Brace yourself for imminent defeats on Lichess against Transformers
In a recent study, large transformer models trained on the ChessBench dataset of 10 million human chess games demonstrated a notable level of chess play, achieving an Elo rating close to that of grandmasters. However, these models tend to underperform compared to certain biologically-inspired neural architectures, particularly when it comes to tactical precision.
The ChessBench dataset, containing annotated games by Stockfish, was used to train the transformer models in a supervised learning approach. Each game position was labeled with state-values, indicating expected outcomes, and action-values, representing recommended moves. During training, board states were also labeled as "bins" representing different levels of confidence or likelihood for moves.
Three training targets—action-values, state-values, and behavioral cloning—were tested to determine the best approach for supporting chess planning. The transformer models were tested for Action-Value Prediction, State-Value Prediction, and Behavioral Cloning.
Despite their impressive performance, the transformer models struggled when speed and tactical precision were critical. They couldn't fully replicate Stockfish's search-based approach, falling short of engines like Stockfish when making quick, tactical moves.
Interestingly, the transformers' performance drops significantly when playing non-standard chess games, such as Fischer Random Chess, indicating generalization to similar but non-identical scenarios remains a challenge.
While transformer models can mimic human moves to a degree, their ability to generalize and perform complex, strategic reasoning without search heuristics remains limited compared to biologically-inspired architectures like GNN-BPU and CNN-BPU models.
For instance, a lightweight GNN-BPU model trained on only 10,000 ChessBench games achieved about 60% move accuracy, which is nearly ten times better than any size transformer model trained on the same data.
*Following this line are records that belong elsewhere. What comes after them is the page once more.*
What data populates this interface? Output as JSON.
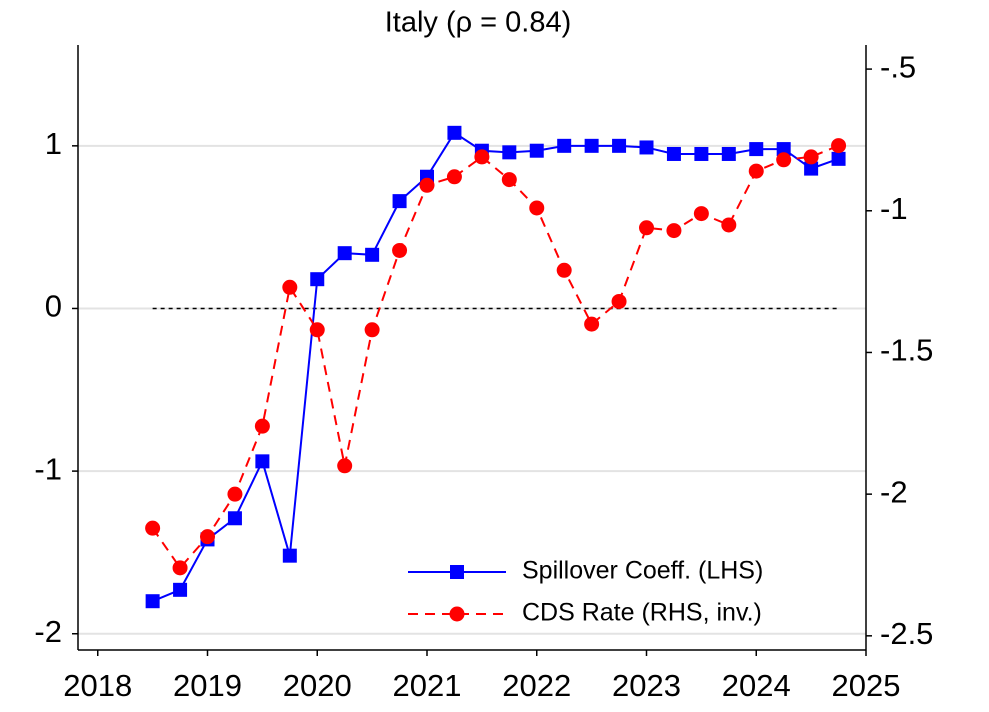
{
  "chart_data": {
    "type": "line",
    "title": "Italy (ρ = 0.84)",
    "x": [
      2018.5,
      2018.75,
      2019,
      2019.25,
      2019.5,
      2019.75,
      2020,
      2020.25,
      2020.5,
      2020.75,
      2021,
      2021.25,
      2021.5,
      2021.75,
      2022,
      2022.25,
      2022.5,
      2022.75,
      2023,
      2023.25,
      2023.5,
      2023.75,
      2024,
      2024.25,
      2024.5,
      2024.75
    ],
    "series": [
      {
        "name": "Spillover Coeff. (LHS)",
        "color": "#0000ff",
        "marker": "square",
        "dash": false,
        "values": [
          -1.8,
          -1.73,
          -1.42,
          -1.29,
          -0.94,
          -1.52,
          0.18,
          0.34,
          0.33,
          0.66,
          0.81,
          1.08,
          0.97,
          0.96,
          0.97,
          1.0,
          1.0,
          1.0,
          0.99,
          0.95,
          0.95,
          0.95,
          0.98,
          0.98,
          0.86,
          0.92
        ]
      },
      {
        "name": "CDS Rate (RHS, inv.)",
        "color": "#ff0000",
        "marker": "circle",
        "dash": true,
        "axis": "y2",
        "values": [
          -2.12,
          -2.26,
          -2.15,
          -2.0,
          -1.76,
          -1.27,
          -1.42,
          -1.9,
          -1.42,
          -1.14,
          -0.91,
          -0.88,
          -0.81,
          -0.89,
          -0.99,
          -1.21,
          -1.4,
          -1.32,
          -1.06,
          -1.07,
          -1.01,
          -1.05,
          -0.86,
          -0.82,
          -0.81,
          -0.77
        ]
      }
    ],
    "xlim": [
      2017.82,
      2025.0
    ],
    "xticks": [
      2018,
      2019,
      2020,
      2021,
      2022,
      2023,
      2024,
      2025
    ],
    "ylim": [
      -2.1,
      1.62
    ],
    "yticks": [
      -2,
      -1,
      0,
      1
    ],
    "y2lim": [
      -2.55,
      -0.415
    ],
    "y2_inverted": true,
    "y2ticks": [
      {
        "value": -0.5,
        "label": "-.5"
      },
      -1,
      -1.5,
      -2,
      -2.5
    ],
    "reference_line": 0,
    "grid": true,
    "legend": "lower right"
  }
}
Similarly, CNN-BPU models with around 2 million parameters outperformed parameter-matched transformers, and when combined with a depth-6 minimax search during inference, they could reach up to 91.7% move accuracy—even exceeding a 9 million parameter transformer baseline trained on the same dataset.
These findings suggest that large transformers, trained solely on the ChessBench dataset without explicit search (like minimax) or memorization tactics, struggle to attain very high-level chess play close to grandmaster standards. While they can learn patterns from a large dataset of human games, their strategic reasoning skills are not as refined as those of biologically-inspired architectures.
The implications of this study could streamline AI development in strategic decision-making and extend beyond games to real-world planning applications. As the technology matures, we might see transformers applied in various complex, real-world scenarios, from logistics to robotics, where generalization and adaptability are crucial.
In conclusion, while transformer models show promise in chess play, they are outperformed by biologically-inspired neural network models both in accuracy and efficiency. Close to grandmaster-level performance currently requires either explicit search methods combined with learned representations or alternative neural architectures beyond vanilla transformers.
The study also revealed that the transformer-based models performed comparably to AlphaZero and Stockfish without using search during play, and they could handle novel board positions, indicating that they learned strategies rather than relying on memorized moves. These findings open up exciting possibilities for the future of AI in games and beyond.
Artificial intelligence, specifically transformer models, have demonstrated remarkable chess play abilities but struggle with tactical precision and speed, thereby falling behind biologically-inspired neural architectures such as GNN-BPU and CNN-BPU models.
Furthermore, when it comes to real-world planning applications beyond games, the performance of transformer models could be improved by combining explicit search methods with learned representations or by utilizing alternative neural architectures.